Я был власовцем - Леонид Самутин 9 стр.


Совершенно непроизвольно, сам собой, разговор переходит на еду – "голодной куме все хлеб на уме". Мы уже забыли, как только что ругали советскую власть за недостаточность продовольственных товаров и продуктов, и друг перед другом предаемся хвастливым, возбуждающим воспоминаниям, кто, как, что и сколько ел. Вспоминаются любимые блюда, кулинарные рецепты, но главное – количество! Мы все кажемся друг другу героями Рабле, так, оказывается, мы часто, много и вкусно ели.

Слушая своих товарищей, я вдруг вспоминаю, что ведь первые дни плена о еде никто почти не говорил. Главной и любимой темой мужских разговоров, когда много мужчин собирается вместе, в наши времена была тема о женщине. Самые бесчисленные вариации на эту тему приходилось слышать и в мужских комнатах студенческих общежитий, и в армии, и вот теперь, в плену, в начале его. Но это длилось недолго. Скоро как-то незаметно стали забываться женщины, многочисленные победы и связи, действительные и мнимые, случавшиеся в жизни и сочиненные.

Место женщин в разговорах постепенно заменила еда. Ни думать, ни говорить больше ни о чем не могли пленные.

Перебрав все возможные варианты общих интересов, перевернувшись еще раза два-три с боку на бок, под утро наконец мы засыпаем коротким неглубоким сном.

3

Тот день выдался очень хорошим. Кончилось бабье лето. Прозрачные солнечные дни были не редкостью, и по утрам, после поверки и кавы, сотни голых по пояс фигур виднелись в каждом блоке. Пленные били вшей в своих рубахах, пользуясь последними днями солнечного тепла.

И мы в то утро присоединились к общей охоте, почти соревнуясь друг с другом, кто больше набьет. Поговорили о тщетности таких способов борьбы со вшивостью, как охота за ними в белье. Сколько ни убивай, через несколько дней опять столько же будет.

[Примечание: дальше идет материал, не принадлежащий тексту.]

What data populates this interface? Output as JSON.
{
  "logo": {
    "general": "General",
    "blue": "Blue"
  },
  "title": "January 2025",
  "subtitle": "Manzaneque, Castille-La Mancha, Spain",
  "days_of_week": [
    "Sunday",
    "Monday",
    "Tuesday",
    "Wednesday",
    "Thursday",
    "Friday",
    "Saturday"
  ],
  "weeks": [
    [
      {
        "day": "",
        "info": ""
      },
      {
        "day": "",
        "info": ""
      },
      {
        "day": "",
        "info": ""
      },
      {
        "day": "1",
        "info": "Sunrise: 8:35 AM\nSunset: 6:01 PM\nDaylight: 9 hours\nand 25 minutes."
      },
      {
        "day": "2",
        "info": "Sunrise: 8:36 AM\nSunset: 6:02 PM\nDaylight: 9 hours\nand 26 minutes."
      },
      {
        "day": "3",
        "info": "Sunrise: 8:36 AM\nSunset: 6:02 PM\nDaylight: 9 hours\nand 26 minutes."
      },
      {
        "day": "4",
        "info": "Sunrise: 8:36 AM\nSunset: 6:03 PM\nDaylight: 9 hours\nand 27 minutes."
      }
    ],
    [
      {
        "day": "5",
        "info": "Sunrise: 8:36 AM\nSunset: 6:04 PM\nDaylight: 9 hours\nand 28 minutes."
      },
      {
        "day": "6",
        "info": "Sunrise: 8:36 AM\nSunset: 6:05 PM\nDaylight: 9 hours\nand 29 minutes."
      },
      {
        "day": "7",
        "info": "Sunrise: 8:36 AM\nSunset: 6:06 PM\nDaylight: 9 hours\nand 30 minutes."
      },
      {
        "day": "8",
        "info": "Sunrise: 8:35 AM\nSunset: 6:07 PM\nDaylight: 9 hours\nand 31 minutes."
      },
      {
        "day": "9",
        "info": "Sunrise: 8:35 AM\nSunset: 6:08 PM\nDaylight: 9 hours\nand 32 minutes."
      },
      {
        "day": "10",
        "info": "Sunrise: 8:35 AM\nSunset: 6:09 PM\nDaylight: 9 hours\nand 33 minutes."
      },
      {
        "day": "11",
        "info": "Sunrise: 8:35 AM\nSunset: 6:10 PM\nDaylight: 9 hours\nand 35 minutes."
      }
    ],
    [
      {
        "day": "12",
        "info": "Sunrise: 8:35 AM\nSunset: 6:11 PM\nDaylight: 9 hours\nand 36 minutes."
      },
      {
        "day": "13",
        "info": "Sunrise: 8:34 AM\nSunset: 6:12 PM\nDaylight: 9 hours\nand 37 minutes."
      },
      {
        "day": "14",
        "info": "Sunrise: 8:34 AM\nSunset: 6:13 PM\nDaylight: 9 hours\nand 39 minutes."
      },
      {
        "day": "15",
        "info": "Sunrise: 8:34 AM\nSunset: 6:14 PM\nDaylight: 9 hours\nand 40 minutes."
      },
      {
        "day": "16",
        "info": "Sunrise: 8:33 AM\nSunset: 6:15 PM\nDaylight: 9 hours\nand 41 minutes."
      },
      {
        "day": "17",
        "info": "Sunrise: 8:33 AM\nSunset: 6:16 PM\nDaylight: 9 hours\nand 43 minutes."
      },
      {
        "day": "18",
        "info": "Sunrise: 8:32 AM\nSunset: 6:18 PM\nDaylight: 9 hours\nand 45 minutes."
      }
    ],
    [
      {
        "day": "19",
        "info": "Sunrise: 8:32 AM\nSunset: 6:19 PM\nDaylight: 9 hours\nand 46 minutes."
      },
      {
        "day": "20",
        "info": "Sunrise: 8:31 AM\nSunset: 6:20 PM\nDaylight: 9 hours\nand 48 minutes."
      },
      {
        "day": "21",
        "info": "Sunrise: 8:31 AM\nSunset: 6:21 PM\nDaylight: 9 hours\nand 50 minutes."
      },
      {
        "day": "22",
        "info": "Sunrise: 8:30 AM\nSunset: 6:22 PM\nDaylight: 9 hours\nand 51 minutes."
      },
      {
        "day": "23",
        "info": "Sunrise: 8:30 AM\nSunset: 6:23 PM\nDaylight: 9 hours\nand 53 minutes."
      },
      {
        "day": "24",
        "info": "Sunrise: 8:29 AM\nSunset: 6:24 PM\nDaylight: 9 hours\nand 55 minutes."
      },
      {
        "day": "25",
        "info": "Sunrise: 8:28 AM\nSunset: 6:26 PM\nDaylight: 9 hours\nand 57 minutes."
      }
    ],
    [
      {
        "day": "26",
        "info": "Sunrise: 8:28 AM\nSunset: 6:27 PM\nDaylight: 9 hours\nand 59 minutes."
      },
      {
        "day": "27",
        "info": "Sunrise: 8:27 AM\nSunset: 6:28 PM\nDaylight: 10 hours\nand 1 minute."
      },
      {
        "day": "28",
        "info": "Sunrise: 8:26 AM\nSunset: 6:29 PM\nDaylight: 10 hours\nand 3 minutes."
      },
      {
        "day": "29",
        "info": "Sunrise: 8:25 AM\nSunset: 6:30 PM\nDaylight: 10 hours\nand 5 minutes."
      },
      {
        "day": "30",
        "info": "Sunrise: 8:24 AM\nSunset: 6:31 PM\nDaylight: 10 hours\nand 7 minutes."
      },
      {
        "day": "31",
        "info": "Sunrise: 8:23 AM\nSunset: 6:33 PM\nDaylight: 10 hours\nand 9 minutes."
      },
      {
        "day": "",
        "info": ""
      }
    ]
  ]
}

Потом ребята пошли поискать, не удастся ли где-нибудь достать курнуть разок-другой, а я немножко подремал в норе до обеда. После побоища, которое я устроил своим врагам, они дали мне возможность поспать немного.

Получив баланду, расправившись с ней, мы еще посидели немного наверху, у своей норы, греясь на солнышке – тощие наши тела очень чувствительны стали и к теплу, и к холоду. Товарищи мои всякие дела совершали вместе, вдвоем. Между собой они были теснее связаны, чем со мной. Раньше, еще до меня, встретились друг с другом, были ближе один другому по возрасту, по роду занятий (бухгалтер и плановик), по образовательному уровню. Эта их большая близость друг другу нисколько не мешала им относиться ко мне хорошо и не будила во мне никаких чувств ревности и обиды. Сложились ровные и простые отношения, и мне было легко с ними.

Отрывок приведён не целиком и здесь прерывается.